MHB Inverse trigonometric functions

[Guest2]

What's $1. ~ \displaystyle \arccos(\cos\frac{4\pi}{3})?$ Is this correct?

The range is $[0, \pi]$ so I need to write $\cos\frac{4\pi}{3}$ as $\cos{t}$ where $t$ is in $[0, \pi]$

$\cos(\frac{4\pi}{3}) = \cos(2\pi-\frac{3\pi}{3}) = \cos(\frac{2\pi}{3}) $ so the answer is $\frac{2\pi}{3}$

 

[Greg]

There's an error in your last line.

Using symmetry,

$\cos\dfrac{4\pi}{3}=\cos\left(\pi-\dfrac{\pi}{3}\right)=\cos\dfrac{2\pi}{3}$

 

[Guest2]

There's an error in your last line.

Using symmetry,

$\cos\dfrac{4\pi}{3}=\cos\left(\pi-\dfrac{\pi}{3}\right)=\cos\dfrac{2\pi}{3}$

Thanks. My reasoning was that cosine has a period $2\pi$. Where have I messed up?

 

[Prove It]

What's $1. ~ \displaystyle \arccos(\cos\frac{4\pi}{3})?$ Is this correct?

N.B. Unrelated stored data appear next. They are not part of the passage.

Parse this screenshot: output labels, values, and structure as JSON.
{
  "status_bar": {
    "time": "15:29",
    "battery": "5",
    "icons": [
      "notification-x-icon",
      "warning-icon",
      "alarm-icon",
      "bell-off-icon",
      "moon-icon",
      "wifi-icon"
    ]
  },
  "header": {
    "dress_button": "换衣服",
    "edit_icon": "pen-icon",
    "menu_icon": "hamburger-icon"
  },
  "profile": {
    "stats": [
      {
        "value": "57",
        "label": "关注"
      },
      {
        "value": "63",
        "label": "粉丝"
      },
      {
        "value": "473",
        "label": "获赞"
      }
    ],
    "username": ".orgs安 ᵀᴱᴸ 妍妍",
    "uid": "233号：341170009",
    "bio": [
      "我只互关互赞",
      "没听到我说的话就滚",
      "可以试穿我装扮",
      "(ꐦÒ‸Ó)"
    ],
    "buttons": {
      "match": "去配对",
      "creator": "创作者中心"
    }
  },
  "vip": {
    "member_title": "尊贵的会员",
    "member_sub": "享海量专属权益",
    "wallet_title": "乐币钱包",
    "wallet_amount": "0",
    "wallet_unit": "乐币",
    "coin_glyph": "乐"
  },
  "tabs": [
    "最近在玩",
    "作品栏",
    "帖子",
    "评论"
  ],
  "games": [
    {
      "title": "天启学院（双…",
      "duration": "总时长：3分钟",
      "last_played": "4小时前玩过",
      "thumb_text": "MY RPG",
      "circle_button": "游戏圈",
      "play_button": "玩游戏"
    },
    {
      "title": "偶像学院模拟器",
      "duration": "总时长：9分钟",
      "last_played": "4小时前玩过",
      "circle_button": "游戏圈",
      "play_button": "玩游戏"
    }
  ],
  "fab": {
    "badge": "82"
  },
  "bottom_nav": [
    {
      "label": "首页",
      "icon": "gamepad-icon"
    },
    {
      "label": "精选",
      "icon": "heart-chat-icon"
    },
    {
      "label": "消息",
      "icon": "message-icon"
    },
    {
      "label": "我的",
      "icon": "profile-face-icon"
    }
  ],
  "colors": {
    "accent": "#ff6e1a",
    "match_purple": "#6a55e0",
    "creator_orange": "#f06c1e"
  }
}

The range is $[0, \pi]$ so I need to write $\cos\frac{4\pi}{3}$ as $\cos{t}$ where $t$ is in $[0, \pi]$

$\cos(\frac{4\pi}{3}) = \cos(2\pi-\frac{3\pi}{3}) = \cos(\frac{2\pi}{3}) $ so the answer is $\frac{2\pi}{3}$

$\displaystyle \begin{align*} \arccos{ \left[ \cos{ \left( \frac{4\,\pi}{3} \right) } \right] } &= \arccos{ \left[ \cos{ \left( \pi + \frac{\pi}{3} \right) } \right] } \\ &= \arccos{ \left[ -\cos{ \left( \frac{\pi}{3} \right) } \right] } \\ &= \arccos{ \left( -\frac{1}{2} \right) } \\ &= \pi - \arccos{ \left( \frac{1}{2} \right) } \\ &= \pi - \frac{\pi}{3} \\ &= \frac{2\,\pi}{3} \end{align*}$

 

[Greg]

My reasoning was that cosine has a period $2\pi$. Where have I messed up?

You typed a '3' where you probably intended a '4'.